The package offers many options for tuning the synthesis process:
- Allows to select the order of synthesis of variables and skip variables if needed
- Handles missing data. For categorical variables it treats missing data as an extra category. For continuous variables two steps are. In the first step, we synthesise an auxiliary binary variable specifying whether a value is missing or not. Depending on the method specified by a user for the original variable a logit or CART model is used for synthesis. If there are different types of missing values an auxiliary categorical variable is created to reflect this and an appropriate model is used for synthesis (a polytomous or CART model). In the second step, a synthesising model is fitted to the non-missing values in the original variable and then used to generate synthetic values for the non-missing category records in our auxiliary variable. The auxiliary variable and a variable with non-missing values and zeros for remaining records are used instead of the original variable for prediction of other variables.
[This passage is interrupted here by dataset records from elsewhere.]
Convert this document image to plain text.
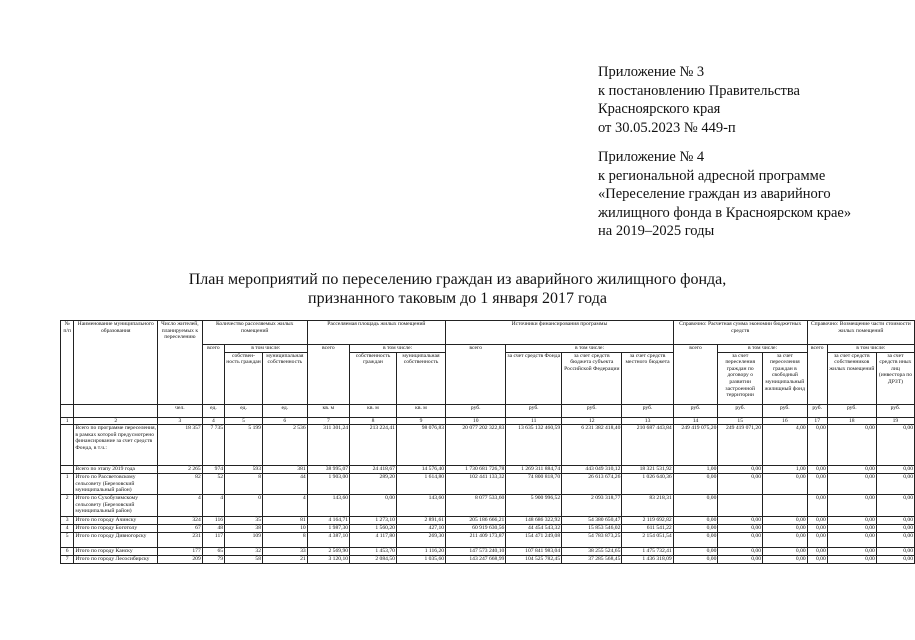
Приложение № 3
к постановлению Правительства
Красноярского края
от 30.05.2023 № 449-п
Приложение № 4
к региональной адресной программе
«Переселение граждан из аварийного
жилищного фонда в Красноярском крае»
на 2019–2025 годы
План мероприятий по переселению граждан из аварийного жилищного фонда,
признанного таковым до 1 января 2017 года
№ п/п	Наименование муниципального образования	Число жителей, планируемых к переселению	Количество расселяемых жилых помещений			Расселяемая площадь жилых помещений			Источники финансирования программы				Справочно: Расчетная сумма экономии бюджетных средств			Справочно: Возмещение части стоимости жилых помещений		
			всего	в том числе:		всего	в том числе:		всего	в том числе:			всего	в том числе:		всего	в том числе:	
				собствен-ность граждан	муниципальная собственность		собственность граждан	муниципальная собственность		за счет средств Фонда	за счет средств бюджета субъекта Российской Федерации	за счет средств местного бюджета		за счет переселения граждан по договору о развитии застроенной территории	за счет переселения граждан в свободный муниципальный жилищный фонд		за счет средств собственников жилых помещений	за счет средств иных лиц (инвестора по ДРЗТ)
		чел.	ед.	ед.	ед.	кв. м	кв. м	кв. м	руб.	руб.	руб.	руб.	руб.	руб.	руб.	руб.	руб.	руб.
1	2	3	4	5	6	7	8	9	10	11	12	13	14	15	16	17	18	19
	Всего по программе переселения, в рамках которой предусмотрено финансирование за счет средств Фонда, в т.ч.:	18 357	7 735	5 199	2 536	311 301,24	213 224,41	98 076,83	20 077 202 322,83	13 635 132 460,59	6 231 382 418,40	210 687 443,84	249 419 075,20	249 419 071,20	4,00	0,00	0,00	0,00
	Всего по этапу 2019 года	2 265	974	593	381	38 995,07	24 418,67	14 576,40	1 730 681 726,78	1 269 311 884,74	443 049 310,12	18 321 531,92	1,00	0,00	1,00	0,00	0,00	0,00
1	Итого по Рассветовскому сельсовету (Березовский муниципальный район)	82	52	8	44	1 903,00	289,20	1 614,80	102 441 133,32	74 800 818,70	26 613 674,26	1 026 640,36	0,00	0,00	0,00	0,00	0,00	0,00
2	Итого по Сухобузимскому сельсовету (Березовский муниципальный район)	4	4	0	4	143,60	0,00	143,60	8 077 533,60	5 900 996,52	2 093 318,77	83 218,31	0,00			0,00	0,00	0,00
3	Итого по городу Ачинску	324	116	35	81	4 164,71	1 273,10	2 891,61	205 186 666,21	148 686 322,92	54 380 650,47	2 119 692,82	0,00	0,00	0,00	0,00	0,00	0,00
4	Итого по городу Боготолу	67	48	38	10	1 987,30	1 560,20	427,10	60 919 630,56	44 454 543,32	15 853 546,02	611 541,22	0,00	0,00	0,00	0,00	0,00	0,00
5	Итого по городу Дивногорску	231	117	109	8	4 387,10	4 117,80	269,30	211 409 173,87	154 471 249,08	54 783 873,25	2 154 051,54	0,00	0,00	0,00	0,00	0,00	0,00
6	Итого по городу Канску	177	65	32	33	2 569,90	1 453,70	1 116,20	147 573 240,10	107 841 983,04	38 255 524,65	1 475 732,41	0,00	0,00	0,00	0,00	0,00	0,00
7	Итого по городу Лесосибирску	209	79	58	21	3 120,10	2 084,50	1 035,60	143 247 668,99	104 525 782,45	37 285 568,45	1 436 318,09	0,00	0,00	0,00	0,00	0,00	0,00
- Handles restriction in variable values/combinations: In such cases the rules and the corresponding values should be specified using rules and rvalues parameters. They are supplied in the form of named. The variables used in rules have to be synthesised prior to the variable they refer to. In the synthesis process the restricted values are assigned first and then only the records with unrestricted values are synthesised.
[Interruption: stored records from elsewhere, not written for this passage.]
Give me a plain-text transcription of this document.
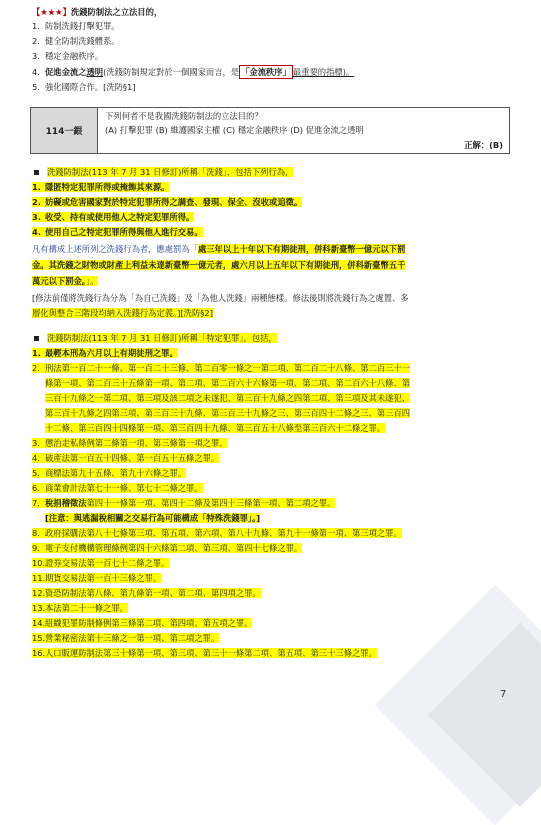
【★★★】洗錢防制法之立法目的，
1. 防制洗錢打擊犯罪。
2. 健全防制洗錢體系。
3. 穩定金融秩序。
4. 促進金流之透明(洗錢防制規定對於一個國家而言，是 「金流秩序」 最重要的指標)。
5. 強化國際合作。[洗防§1]
114一銀
下列何者不是我國洗錢防制法的立法目的？
(A) 打擊犯罪 (B) 維護國家主權 (C) 穩定金融秩序 (D) 促進金流之透明
正解：(B)
洗錢防制法(113 年 7 月 31 日修訂)所稱「洗錢」，包括下列行為，
1. 隱匿特定犯罪所得或掩飾其來源。
2. 妨礙或危害國家對於特定犯罪所得之調查、發現、保全、沒收或追徵。
3. 收受、持有或使用他人之特定犯罪所得。
4. 使用自己之特定犯罪所得與他人進行交易。
凡有構成上述所列之洗錢行為者，應處罰為「處三年以上十年以下有期徒刑，併科新臺幣一億元以下罰
金。其洗錢之財物或財產上利益未達新臺幣一億元者，處六月以上五年以下有期徒刑，併科新臺幣五千
萬元以下罰金。」。
[修法前僅將洗錢行為分為「為自己洗錢」及「為他人洗錢」兩種態樣。修法後則將洗錢行為之處置、多
層化與整合三階段均納入洗錢行為定義。][洗防§2]
洗錢防制法(113 年 7 月 31 日修訂)所稱「特定犯罪」，包括，
1. 最輕本刑為六月以上有期徒刑之罪。
2. 刑法第一百二十一條、第一百二十三條、第二百零一條之一第二項、第二百二十八條、第二百三十一
條第一項、第二百三十五條第一項、第二項、第二百六十六條第一項、第二項、第二百六十八條、第
三百十九條之一第二項、第三項及該二項之未遂犯、第三百十九條之四第二項、第三項及其未遂犯、
第三百十九條之四第三項、第三百三十九條、第三百三十九條之三、第三百四十二條之三、第三百四
十二條、第三百四十四條第一項、第三百四十九條、第三百五十八條至第三百六十二條之罪。
3. 懲治走私條例第二條第一項、第三條第一項之罪。
4. 破產法第一百五十四條、第一百五十五條之罪。
5. 商標法第九十五條、第九十六條之罪。
6. 商業會計法第七十一條、第七十二條之罪。
7. 稅捐稽徵法第四十一條第一項、第四十二條及第四十三條第一項、第二項之罪。
[注意：與逃漏稅相關之交易行為可能構成「特殊洗錢罪」。]
8. 政府採購法第八十七條第三項、第五項、第六項、第八十九條、第九十一條第一項、第三項之罪。
9. 電子支付機構管理條例第四十六條第二項、第三項、第四十七條之罪。
10.證券交易法第一百七十二條之罪。
11.期貨交易法第一百十三條之罪。
12.資恐防制法第八條、第九條第一項、第二項、第四項之罪。
13.本法第二十一條之罪。
14.組織犯罪防制條例第三條第二項、第四項、第五項之罪。
15.營業秘密法第十三條之一第一項、第二項之罪。
16.人口販運防制法第三十條第一項、第三項、第三十一條第二項、第五項、第三十三條之罪。
7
- Option to use simple or proper synthesis as described above (effectively MLE vs full posterior inference while synthesising).
- Type of models: Several models can be used. They comprise parametric and non-parametric ones and they can also be grouped into categorical, continuous or general. Examples include CART, linear regression, logistic regression, pmm, etc (see paper for more details). The user can choose which one to apply to each variable. User-written models can also be used.
- Population or sample inference can be chosen. The former assumes we are trying to infer the population parameters while the latter assumes we infer the original data (sample parameters). The variances are evaluated in different ways.
- The size of the synthesised data sets (number of rows) is easy to tune.
The package allows for some limited tuning of privacy in of the synthetic data set:
- The user can tune the minimum number of observations that can be grouped into each leaf of a CART or ctree model. The larger the number, the better the privacy as it is less likely that original rows will be replicated. Utility is inversely affected as the model becomes less accurate.
- Kernel smoothing can be applied to reduce the risk of replicating unusual continuous variable values.
Utility is quantified using the following methods:
- Metric 1: Compare frequency distributions of original vs. synthesised for each variable. Produces tables and graphs.
- Metric 2: Train GLM on synthetic data set. Compare results with the same GLM trained on the original data set. Provides several utility metrics and graphs, see paper
Pros
- Well written and easy to use
- Offers a variety of synthesis models
- Offers privacy options
- Utility evaluation is implemented
- Many features and tuning options
- Allows adding user-written models
Cons
- Classification trees are prone to over fitting, maintaining all relationships is unlikely to be possible in cases of more than say 10 variables, depending on number of categories, complexity of relationships and so on.
- The package cannot deal with complex data structures, such as hierarchical, or cluster structures (e.g., individuals within households), so in this case packages like simPop are more suitable.